After all the hemming and hawing over choices that make no visible difference in the plots of this post, I’ve decided I like the bottom right option from the last post the most – subtracting out the estimated student-level median and then dividing by median absolute deviation. So be it!
The question of this post, however, is how the variability of school grade average scores changes with the number of tested students. Smaller samples generally produce more extreme results. There’s less chance for regression to the mean, as it were. The Law of Large Numbers hasn’t had a chance to take effect. If we’re drawing randomly, then the variance of the sample mean gets small when the sample size is big. Does that happen for school grade averages?
It does, to some extent.
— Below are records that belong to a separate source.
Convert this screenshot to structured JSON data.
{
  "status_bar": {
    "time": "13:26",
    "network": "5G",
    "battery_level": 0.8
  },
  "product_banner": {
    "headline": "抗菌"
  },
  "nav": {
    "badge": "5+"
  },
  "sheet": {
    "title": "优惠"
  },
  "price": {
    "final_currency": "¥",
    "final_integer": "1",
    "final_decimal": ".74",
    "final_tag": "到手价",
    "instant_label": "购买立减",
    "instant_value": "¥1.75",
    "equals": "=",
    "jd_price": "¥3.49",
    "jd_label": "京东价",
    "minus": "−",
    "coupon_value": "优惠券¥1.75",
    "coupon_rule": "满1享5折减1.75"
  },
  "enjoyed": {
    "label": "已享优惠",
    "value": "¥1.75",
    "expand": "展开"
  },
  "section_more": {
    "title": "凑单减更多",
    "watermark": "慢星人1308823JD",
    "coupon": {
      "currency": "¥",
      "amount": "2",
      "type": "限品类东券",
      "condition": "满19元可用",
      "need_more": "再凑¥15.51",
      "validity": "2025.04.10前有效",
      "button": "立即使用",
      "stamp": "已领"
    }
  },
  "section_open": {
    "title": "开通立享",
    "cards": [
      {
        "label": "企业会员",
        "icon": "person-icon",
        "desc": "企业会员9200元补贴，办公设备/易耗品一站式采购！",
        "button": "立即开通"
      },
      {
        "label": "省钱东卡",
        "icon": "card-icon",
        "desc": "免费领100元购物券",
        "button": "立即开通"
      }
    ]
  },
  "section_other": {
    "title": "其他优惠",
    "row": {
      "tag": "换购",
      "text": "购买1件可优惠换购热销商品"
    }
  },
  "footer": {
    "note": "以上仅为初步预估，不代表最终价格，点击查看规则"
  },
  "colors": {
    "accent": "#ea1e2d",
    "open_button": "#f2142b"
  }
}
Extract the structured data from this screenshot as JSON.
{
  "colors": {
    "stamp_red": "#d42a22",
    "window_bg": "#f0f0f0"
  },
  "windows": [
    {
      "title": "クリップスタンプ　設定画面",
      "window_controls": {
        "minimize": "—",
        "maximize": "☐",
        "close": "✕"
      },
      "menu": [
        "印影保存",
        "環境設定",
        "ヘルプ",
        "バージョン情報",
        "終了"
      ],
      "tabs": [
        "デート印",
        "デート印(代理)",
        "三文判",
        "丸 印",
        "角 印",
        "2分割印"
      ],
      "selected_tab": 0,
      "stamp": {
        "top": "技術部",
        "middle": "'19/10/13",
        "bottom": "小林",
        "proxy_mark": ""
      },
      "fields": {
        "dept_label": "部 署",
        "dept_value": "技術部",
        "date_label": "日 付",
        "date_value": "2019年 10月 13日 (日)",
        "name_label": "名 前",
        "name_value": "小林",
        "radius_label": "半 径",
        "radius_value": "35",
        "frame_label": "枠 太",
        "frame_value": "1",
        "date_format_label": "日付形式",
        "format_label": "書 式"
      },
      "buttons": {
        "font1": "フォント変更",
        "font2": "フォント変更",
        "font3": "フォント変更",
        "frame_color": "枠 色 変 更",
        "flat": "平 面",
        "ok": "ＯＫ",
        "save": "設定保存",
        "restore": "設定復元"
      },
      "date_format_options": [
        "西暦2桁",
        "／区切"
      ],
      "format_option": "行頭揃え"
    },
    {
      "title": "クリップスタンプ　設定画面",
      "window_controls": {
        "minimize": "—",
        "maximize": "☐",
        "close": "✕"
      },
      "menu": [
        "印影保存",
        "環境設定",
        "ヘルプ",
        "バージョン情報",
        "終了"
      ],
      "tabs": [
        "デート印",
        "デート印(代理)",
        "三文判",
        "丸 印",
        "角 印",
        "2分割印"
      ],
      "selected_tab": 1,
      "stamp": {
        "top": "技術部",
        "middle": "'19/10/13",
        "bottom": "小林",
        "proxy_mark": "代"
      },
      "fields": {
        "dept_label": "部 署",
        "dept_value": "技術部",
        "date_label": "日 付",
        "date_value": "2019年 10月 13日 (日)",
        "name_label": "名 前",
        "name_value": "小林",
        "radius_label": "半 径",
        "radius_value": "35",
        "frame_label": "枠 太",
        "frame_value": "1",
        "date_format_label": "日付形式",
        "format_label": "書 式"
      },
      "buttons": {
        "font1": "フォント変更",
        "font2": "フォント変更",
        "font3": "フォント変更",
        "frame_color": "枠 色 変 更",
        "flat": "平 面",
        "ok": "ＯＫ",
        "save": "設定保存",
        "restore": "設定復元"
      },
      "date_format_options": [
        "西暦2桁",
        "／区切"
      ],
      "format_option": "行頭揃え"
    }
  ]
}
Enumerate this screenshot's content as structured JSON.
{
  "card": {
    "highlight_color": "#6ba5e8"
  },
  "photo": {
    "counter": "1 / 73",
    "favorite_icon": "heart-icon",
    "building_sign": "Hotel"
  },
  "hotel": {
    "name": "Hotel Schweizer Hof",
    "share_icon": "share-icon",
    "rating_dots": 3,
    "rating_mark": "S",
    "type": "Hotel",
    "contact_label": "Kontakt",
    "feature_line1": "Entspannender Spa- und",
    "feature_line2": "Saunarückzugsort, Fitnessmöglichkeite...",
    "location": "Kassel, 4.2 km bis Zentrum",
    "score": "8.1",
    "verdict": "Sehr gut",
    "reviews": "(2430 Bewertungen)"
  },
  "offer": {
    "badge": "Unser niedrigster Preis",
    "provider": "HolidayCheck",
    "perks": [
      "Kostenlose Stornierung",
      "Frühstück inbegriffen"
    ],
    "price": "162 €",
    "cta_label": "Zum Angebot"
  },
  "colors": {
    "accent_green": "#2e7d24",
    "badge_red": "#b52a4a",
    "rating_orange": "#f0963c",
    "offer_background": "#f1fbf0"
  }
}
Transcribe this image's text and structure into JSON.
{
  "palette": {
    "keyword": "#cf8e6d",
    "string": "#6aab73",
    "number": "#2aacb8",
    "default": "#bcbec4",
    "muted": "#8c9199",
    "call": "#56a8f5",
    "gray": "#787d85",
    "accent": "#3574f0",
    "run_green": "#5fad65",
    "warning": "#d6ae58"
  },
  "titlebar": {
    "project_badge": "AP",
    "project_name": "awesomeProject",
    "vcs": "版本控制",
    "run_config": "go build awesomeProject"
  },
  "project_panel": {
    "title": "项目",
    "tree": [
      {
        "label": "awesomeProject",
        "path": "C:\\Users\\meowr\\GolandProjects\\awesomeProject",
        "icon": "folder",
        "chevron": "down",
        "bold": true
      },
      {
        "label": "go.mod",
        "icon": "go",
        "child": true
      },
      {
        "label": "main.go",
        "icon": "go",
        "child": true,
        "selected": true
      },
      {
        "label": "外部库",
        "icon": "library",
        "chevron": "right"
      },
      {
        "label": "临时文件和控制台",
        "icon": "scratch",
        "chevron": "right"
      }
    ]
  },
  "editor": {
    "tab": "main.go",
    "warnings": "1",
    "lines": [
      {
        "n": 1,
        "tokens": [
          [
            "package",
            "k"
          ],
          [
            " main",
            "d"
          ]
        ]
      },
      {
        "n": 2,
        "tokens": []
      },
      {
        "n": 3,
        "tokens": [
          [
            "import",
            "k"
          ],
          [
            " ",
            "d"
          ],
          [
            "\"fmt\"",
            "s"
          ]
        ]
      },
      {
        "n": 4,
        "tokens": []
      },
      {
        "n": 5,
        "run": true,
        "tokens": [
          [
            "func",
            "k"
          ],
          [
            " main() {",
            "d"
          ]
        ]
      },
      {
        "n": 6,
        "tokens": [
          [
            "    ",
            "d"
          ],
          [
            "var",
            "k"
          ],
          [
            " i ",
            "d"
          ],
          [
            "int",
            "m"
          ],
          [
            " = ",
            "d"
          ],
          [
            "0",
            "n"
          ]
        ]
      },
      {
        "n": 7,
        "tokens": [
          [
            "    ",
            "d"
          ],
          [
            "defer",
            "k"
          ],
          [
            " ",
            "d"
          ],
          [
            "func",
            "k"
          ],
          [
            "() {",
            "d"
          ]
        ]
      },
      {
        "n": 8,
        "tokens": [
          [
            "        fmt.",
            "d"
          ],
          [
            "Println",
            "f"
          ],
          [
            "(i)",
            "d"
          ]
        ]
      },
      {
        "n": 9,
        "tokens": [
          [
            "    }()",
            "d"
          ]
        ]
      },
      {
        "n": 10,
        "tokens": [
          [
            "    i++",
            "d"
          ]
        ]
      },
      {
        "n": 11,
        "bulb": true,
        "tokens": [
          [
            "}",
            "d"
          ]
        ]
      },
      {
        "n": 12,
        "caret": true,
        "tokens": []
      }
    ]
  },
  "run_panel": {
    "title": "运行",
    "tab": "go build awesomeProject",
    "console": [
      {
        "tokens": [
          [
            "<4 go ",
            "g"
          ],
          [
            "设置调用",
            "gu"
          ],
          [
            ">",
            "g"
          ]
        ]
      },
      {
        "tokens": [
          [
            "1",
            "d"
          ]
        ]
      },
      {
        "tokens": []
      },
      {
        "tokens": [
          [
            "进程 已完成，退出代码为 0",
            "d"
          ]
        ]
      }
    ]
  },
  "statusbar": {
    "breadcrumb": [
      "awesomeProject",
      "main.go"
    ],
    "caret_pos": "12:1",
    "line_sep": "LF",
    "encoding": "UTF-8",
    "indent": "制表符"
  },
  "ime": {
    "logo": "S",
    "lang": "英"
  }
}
The graphs are vaguely cone-shaped. (ELA is a little more cone-shaped; see below.) Of course, students are not randomly assigned to schools, which is what makes these graphs particularly interesting. The elementary grades (including 3 to 5) are generally smaller, yet it looks like the elementary grade averages approach the student average even while the middle school grades (6 to 8) vary widely. This seems consistent with the idea of smaller local elementary schools that educate mostly whoever is nearby, with more of a filtering effect starting with middle school – a parent might be more likely to support a longer commute to a better school, which also means the better school draws good students from a wider area.
It is good news that the school scores do mostly seem to converge toward average when there are more students. If there were perfect segregation of better and worse-performing students we could see all these averages avoiding the center red lines entirely.
If you squint a little, it looks like there somehow aren’t any middle schools with around 200 students in a grade that perform much above average in ELA. You can almost see something like that for math too. Weird. (Code.)